The closest black hole to Earth is no more -- in fact, it never existed
By Brandon Specktor published about 8 hours ago
Astronomers fell for a cosmic optical illusion but the truth may be just as cool.
An Artists impression of HR 6819, with a 'vampire' star. (Image credit: ESO/L. Calçada)
In 2020, astronomers identified a nearby star system that appeared to contain something phenomenal: the closest black hole to Earth, sitting a mere 1,000 light-years away (that's less than 1% of the width of the Milky Way). Now, new research from some of those same astronomers suggests that they may have been deceived by a cosmic illusion.

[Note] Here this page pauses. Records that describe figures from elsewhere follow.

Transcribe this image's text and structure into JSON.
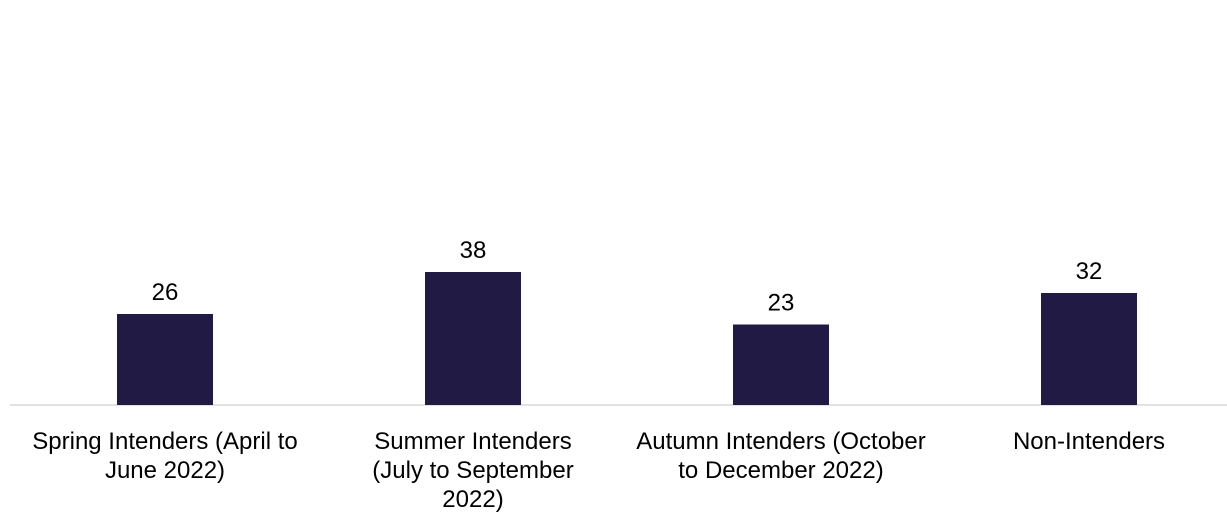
{
  "chart_data": {
    "type": "bar",
    "categories": [
      "Spring Intenders (April to June 2022)",
      "Summer Intenders (July to September 2022)",
      "Autumn Intenders (October to December 2022)",
      "Non-Intenders"
    ],
    "values": [
      26,
      38,
      23,
      32
    ],
    "color": "#211a44"
  }
}
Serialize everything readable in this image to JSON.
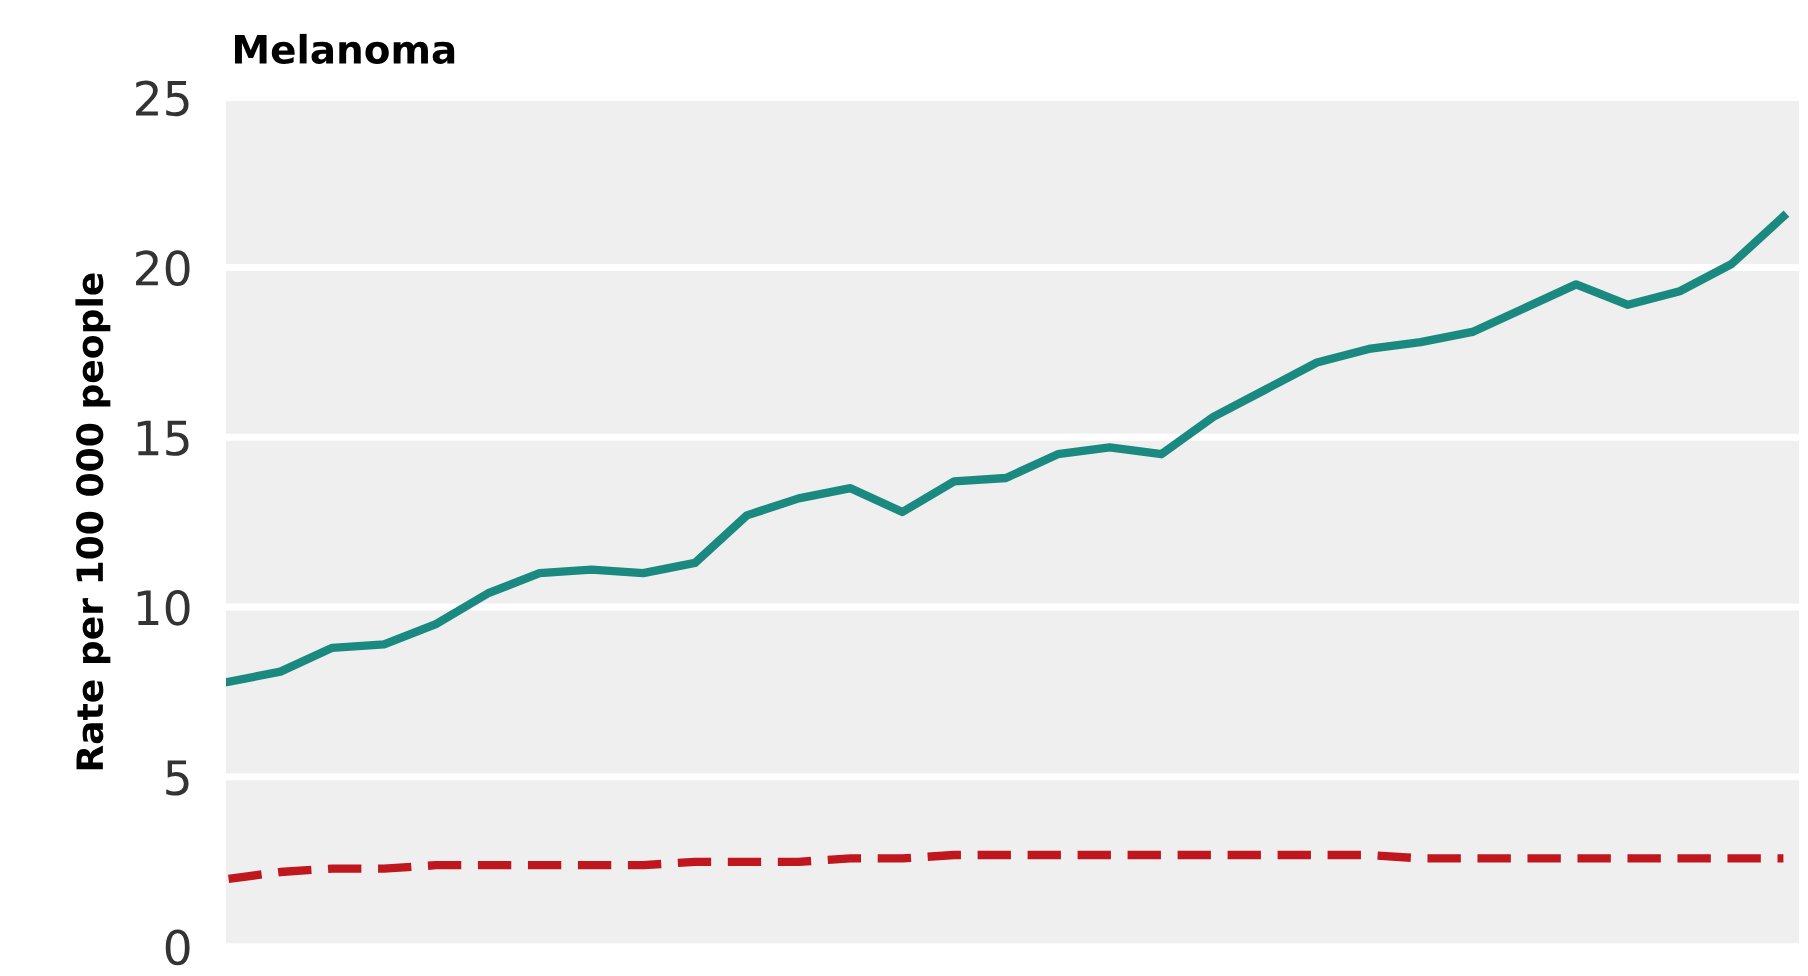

In a new study published March 2 in the journal Astronomy & Astrophysics, researchers took another look at that star system named HR 6819 with the European Southern Observatory's (ESO) Very Large Telescope. What appeared in 2020 to be a system of three massive objects a large star orbiting a black hole every 40 days, with a second star orbiting much farther away actually contains no black hole at all, the researchers wrote.
Instead, HR 6819 now appears to be a system of just two stars orbiting each other very closely, and with a very fraught relationship.
"Our best interpretation so far is that we caught this binary system in a moment shortly after one of the stars had sucked the atmosphere off its companion star," study co-author Julia Bodensteiner, an ESO Fellow in Munich, Germany, said in a statement. "This is a common phenomenon in close binary systems, sometimes referred to as stellar vampirism."